With the U.S. economy in shambles and millions of Americans struggling to make ends meet and keep their homes, Obama and Secretary of State Hillary Clinton need to explain to U.S. taxpayers how they justify these mega-payments to a scandal-plagued mercenary company. (At the very least, someone should ask Robert Gibbs about it).

george bush’s recent trip to canada seems to have proved unsuccessful in terms of arresting him for beginning and continuing some of these american war crimes. but the problem is that those imperial war crimes that the u.s. foments in africa are always left off the list. americans, canadians, etc. always want to protest iraq and afghanistan as if it is disconnected from the u.s. so-called “war on terror” that it claims it is fighting in africa (read: theft of natural resources among other things). in any case, it seems canadians offered some decent protesting, though it would have nicer if someone arrested him…:

Welcoming Bush to Calgary will be a rally and protest, the culmination of a week-long campaign organized by The People vs. Bush, a committee of peace, labor, social justice and environmental groups. The events also included a mock war crimes trial on Saturday (Bush was convicted), and a public forum outlining the case for investigation and prosecution.

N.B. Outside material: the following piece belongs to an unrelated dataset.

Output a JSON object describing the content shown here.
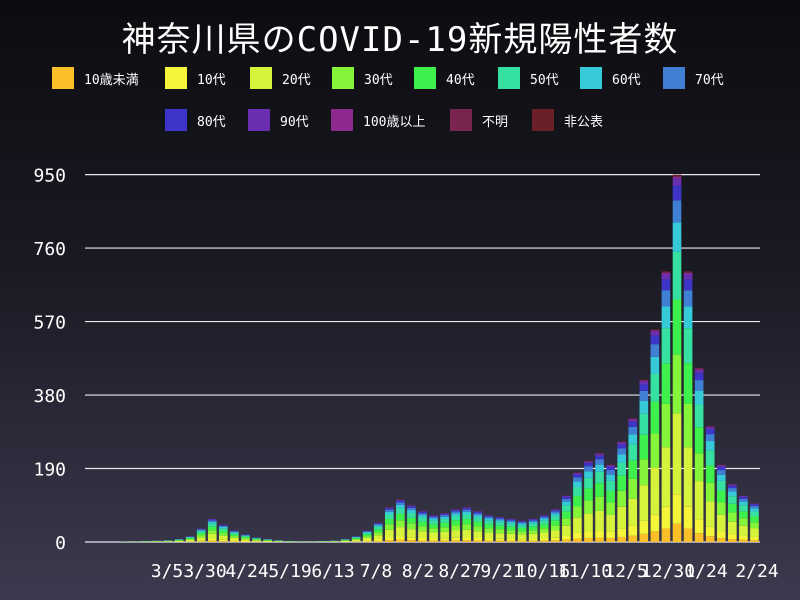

Ahead of the visit, a group called Lawyers Against the War sent a letter to the RCMP war crimes section requesting the police force bar Bush from entering Canada, citing torture and other war crimes in Iraq, Afghanistan and Guantanamo Bay committed under his watch.

“We are now very sure that the crimes were committed,” said Gail Davidson, author of the letter and co-founder of the Canadian-based international organization of jurists. “The Bush administration planned, authorized, directed and funded those crimes.”

and it seems that canadians threw their shoes at bush, though like muntadher al zaidi, they missed:

Three Canadians were arrested and others threw shoes in protest against George W. Bush on Tuesday when he gave his first post-presidential speech in western Canada’s oil patch.

The footwear was tossed at an effigy of the 43rd US president outside a Calgary conference center where Bush was to speak to some 1,500 people at a luncheon, said Colette Lemieux of the Canadian Peace Alliance.

no one was arrested, but i wonder when the real criminals will be behind bars so we can free the current prisoners. everywhere. whether they are imprisoned by colonialism and imperialism or by racism and hegemony.